Yesterday, while driving Haley to yet another sleep over. (This kid is so lucky!) We realized that we had forgotten to pack her toothbrush. I was on a tight schedule anyway and didn't want to turn around and go home. Plus we have spent almost $2700 on her braces, and I don't want there to be holes in her teeth when the braces finally come off. So, being the good mother that I am, I stopped at an AM PM mini-mart. Apparently, toothbrushes are in high demand, or at least stolen a lot because the only way to get a toothbrush was to wait in line and have the cashier bring me one. You know, kind of like buying cigarettes. I thought this was odd and slightly annoying, but I got in line. When I finally arrived to the front of the line I said, "Could I have a toothbrush please?" And immediately there was a look of panic that went across the cashier's face. During my request I had pointed in the general direction of the hanging toothbrushes, where also hung, dental floss, combs, chapstick, and other highly theft worthy items. Above where these things hung, was a shelf full of tampons. And that is what the cashier brought me. I said "Toothbrush," she hears "Tquwiojlso" and notices the big letter "T" on the box of Tampons and assumes that must be what I asked for. She put the box in front of me and I said, "No, no, no a toothbrush." She again looked panicked, said something in Spanish to her co worker, who was too busy to answer. She turned her back to me and looked closely at each product hanging on the wall. Unfortunately, the word toothbrush is not written on the package. So she showed me a comb. To which I said, no and gave the international sign for toothbrush. Then she understood. She apologized and rung me up. I couldn't even speak, I was so shocked by this occurrence.
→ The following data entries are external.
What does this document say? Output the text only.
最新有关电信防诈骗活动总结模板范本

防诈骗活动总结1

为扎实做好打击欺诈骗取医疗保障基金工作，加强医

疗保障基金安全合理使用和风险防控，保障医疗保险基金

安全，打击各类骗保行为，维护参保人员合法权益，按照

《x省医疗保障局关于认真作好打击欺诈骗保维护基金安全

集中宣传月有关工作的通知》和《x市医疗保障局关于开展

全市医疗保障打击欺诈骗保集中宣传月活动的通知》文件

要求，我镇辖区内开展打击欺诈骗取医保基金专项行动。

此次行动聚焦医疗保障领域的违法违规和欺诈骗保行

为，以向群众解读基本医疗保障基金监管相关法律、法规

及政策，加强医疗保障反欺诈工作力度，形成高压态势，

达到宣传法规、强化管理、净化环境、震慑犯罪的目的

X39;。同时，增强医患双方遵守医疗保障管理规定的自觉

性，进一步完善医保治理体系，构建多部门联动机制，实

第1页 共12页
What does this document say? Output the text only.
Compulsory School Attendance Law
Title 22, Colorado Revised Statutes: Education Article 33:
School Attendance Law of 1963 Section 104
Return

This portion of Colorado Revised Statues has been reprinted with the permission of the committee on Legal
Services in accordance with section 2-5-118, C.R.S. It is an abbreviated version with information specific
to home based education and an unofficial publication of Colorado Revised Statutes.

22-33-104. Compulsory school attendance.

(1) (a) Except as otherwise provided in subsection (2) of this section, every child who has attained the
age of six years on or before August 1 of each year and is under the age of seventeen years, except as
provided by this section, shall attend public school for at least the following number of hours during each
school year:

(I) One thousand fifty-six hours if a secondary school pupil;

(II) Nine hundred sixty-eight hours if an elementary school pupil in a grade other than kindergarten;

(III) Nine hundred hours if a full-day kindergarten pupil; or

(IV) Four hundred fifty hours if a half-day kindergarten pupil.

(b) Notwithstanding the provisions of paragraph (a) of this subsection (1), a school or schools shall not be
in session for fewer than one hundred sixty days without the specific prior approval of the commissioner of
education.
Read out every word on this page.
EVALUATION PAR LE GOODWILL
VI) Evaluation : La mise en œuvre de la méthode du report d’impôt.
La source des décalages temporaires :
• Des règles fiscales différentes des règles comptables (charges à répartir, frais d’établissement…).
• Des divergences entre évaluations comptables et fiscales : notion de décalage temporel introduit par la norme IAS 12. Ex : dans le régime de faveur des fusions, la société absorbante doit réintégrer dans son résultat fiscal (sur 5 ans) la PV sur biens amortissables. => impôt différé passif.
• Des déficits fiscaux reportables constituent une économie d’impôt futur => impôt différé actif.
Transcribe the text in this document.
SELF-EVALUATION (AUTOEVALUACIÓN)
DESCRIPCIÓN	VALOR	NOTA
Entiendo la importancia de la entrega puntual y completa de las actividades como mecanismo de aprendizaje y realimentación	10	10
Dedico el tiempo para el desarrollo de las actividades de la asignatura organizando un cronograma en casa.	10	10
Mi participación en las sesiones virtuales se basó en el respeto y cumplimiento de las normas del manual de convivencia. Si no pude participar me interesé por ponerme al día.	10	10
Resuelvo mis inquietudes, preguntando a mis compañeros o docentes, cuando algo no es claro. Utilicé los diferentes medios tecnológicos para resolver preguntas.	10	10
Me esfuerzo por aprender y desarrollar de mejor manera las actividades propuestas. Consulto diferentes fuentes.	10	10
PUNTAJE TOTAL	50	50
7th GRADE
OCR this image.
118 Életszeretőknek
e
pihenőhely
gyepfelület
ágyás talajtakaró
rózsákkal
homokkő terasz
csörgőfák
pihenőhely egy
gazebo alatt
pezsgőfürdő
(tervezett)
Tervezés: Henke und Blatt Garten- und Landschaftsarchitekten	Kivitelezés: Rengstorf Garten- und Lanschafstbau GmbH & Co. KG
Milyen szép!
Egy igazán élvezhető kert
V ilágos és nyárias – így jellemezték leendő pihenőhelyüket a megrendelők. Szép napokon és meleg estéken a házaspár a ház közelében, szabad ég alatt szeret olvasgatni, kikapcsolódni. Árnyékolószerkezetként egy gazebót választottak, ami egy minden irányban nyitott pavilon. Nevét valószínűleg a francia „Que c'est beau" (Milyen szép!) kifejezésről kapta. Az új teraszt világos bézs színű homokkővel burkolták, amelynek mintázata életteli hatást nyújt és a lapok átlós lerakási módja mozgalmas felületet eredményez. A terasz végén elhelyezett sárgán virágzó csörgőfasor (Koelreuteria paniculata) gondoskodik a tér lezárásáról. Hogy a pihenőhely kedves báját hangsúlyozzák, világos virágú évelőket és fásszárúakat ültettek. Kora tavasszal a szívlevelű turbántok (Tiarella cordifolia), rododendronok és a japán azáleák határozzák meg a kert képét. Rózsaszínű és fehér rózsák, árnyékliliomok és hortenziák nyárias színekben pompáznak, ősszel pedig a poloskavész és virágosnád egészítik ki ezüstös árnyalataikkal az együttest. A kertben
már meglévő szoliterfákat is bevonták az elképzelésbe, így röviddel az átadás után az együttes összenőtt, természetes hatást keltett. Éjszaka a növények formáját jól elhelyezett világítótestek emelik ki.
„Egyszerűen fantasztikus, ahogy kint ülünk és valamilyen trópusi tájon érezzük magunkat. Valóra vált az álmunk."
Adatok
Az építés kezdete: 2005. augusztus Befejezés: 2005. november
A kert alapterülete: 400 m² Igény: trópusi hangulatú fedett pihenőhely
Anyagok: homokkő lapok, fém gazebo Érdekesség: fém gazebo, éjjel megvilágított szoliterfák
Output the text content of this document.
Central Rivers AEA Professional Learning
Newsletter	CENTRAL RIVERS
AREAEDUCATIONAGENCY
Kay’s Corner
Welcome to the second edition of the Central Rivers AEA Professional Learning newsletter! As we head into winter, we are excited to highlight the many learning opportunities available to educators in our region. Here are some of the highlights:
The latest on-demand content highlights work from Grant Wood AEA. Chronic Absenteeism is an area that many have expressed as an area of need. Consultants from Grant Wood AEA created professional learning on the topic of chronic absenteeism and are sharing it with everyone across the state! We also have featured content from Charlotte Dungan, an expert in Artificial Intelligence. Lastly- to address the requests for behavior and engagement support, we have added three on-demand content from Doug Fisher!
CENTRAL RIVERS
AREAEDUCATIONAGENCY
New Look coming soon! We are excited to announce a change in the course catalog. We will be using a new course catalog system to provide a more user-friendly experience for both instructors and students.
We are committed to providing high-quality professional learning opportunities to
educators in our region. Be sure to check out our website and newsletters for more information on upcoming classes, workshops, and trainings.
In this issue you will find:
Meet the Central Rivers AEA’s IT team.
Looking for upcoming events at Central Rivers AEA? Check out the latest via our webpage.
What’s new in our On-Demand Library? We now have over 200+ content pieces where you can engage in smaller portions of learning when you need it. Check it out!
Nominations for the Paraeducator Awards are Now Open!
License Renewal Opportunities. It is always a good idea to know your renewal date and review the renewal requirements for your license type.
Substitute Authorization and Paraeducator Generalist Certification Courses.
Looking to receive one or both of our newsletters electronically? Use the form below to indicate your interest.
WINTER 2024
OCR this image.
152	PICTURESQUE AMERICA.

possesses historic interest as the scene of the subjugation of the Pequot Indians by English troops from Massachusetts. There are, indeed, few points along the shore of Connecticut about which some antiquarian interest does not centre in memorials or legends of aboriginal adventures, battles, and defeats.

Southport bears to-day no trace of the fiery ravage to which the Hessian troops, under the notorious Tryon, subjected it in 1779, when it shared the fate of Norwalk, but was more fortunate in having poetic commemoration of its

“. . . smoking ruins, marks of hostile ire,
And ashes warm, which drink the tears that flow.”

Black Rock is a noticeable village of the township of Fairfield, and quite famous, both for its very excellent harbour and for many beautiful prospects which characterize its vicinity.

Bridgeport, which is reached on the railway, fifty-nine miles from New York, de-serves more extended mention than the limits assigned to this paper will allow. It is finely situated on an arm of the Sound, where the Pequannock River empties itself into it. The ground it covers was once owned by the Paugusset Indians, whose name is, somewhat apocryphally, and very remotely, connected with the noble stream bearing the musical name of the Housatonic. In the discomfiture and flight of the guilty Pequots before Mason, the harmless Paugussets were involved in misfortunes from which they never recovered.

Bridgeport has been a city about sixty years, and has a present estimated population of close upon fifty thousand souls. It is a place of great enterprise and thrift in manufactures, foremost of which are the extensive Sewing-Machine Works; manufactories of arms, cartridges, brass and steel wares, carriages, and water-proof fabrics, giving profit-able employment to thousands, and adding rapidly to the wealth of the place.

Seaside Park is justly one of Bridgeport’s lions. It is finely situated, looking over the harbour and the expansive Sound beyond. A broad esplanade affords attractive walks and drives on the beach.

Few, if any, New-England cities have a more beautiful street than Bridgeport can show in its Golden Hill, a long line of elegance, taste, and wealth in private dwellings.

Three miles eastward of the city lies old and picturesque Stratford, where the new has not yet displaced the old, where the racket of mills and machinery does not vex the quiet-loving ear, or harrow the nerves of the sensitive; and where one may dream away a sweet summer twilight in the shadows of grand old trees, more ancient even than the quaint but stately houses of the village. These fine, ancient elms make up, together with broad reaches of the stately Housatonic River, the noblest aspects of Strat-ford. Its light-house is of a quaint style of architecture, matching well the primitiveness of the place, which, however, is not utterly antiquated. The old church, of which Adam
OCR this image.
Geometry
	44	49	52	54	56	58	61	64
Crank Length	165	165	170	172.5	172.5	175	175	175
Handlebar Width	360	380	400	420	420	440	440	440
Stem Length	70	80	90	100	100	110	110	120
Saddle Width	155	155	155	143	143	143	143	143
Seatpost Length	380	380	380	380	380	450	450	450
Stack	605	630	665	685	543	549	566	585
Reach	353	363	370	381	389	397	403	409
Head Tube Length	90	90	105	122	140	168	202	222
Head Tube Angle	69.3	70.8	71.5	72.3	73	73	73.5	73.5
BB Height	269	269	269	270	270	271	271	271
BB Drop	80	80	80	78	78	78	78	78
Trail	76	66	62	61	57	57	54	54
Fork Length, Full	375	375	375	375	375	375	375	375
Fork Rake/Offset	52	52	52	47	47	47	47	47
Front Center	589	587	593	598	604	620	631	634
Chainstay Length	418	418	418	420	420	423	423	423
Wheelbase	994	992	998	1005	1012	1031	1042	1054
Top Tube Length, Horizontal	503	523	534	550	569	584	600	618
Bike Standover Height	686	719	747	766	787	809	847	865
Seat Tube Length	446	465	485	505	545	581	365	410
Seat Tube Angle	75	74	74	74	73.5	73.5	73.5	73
I know there is a big controversy about whether or not people who speak different languages, that come to this country, should be required to speak English or should we (English speakers) make sure all signs and documents are linguistically accommodating. I have my own opinions. However, it seems obvious to me that if you work in a store you should at least know all the English words for what you are selling. Maybe I am unfair, but I doubt if I go to France and need a toothbrush, and ask for a toothbrush, that I will get a toothbrush.
And in related news, while picking up a cake at VONS yesterday, the checkout lady, with an obvious knowledge of the English language asked me if I could just carry the cake because, "I don't GOT any big bags." And the kid who helped me in the bakery, when asked if he could write on my cake said, "Sup...I'll get someone to help you."
"Sup?????" Do I look like a homey? I am concerned when our customer service in America can't even address an adult correctly, say a sentence that is grammatically correct, or understand the words coming out of a customers mouth.
Remember, we are the change we have been waiting for.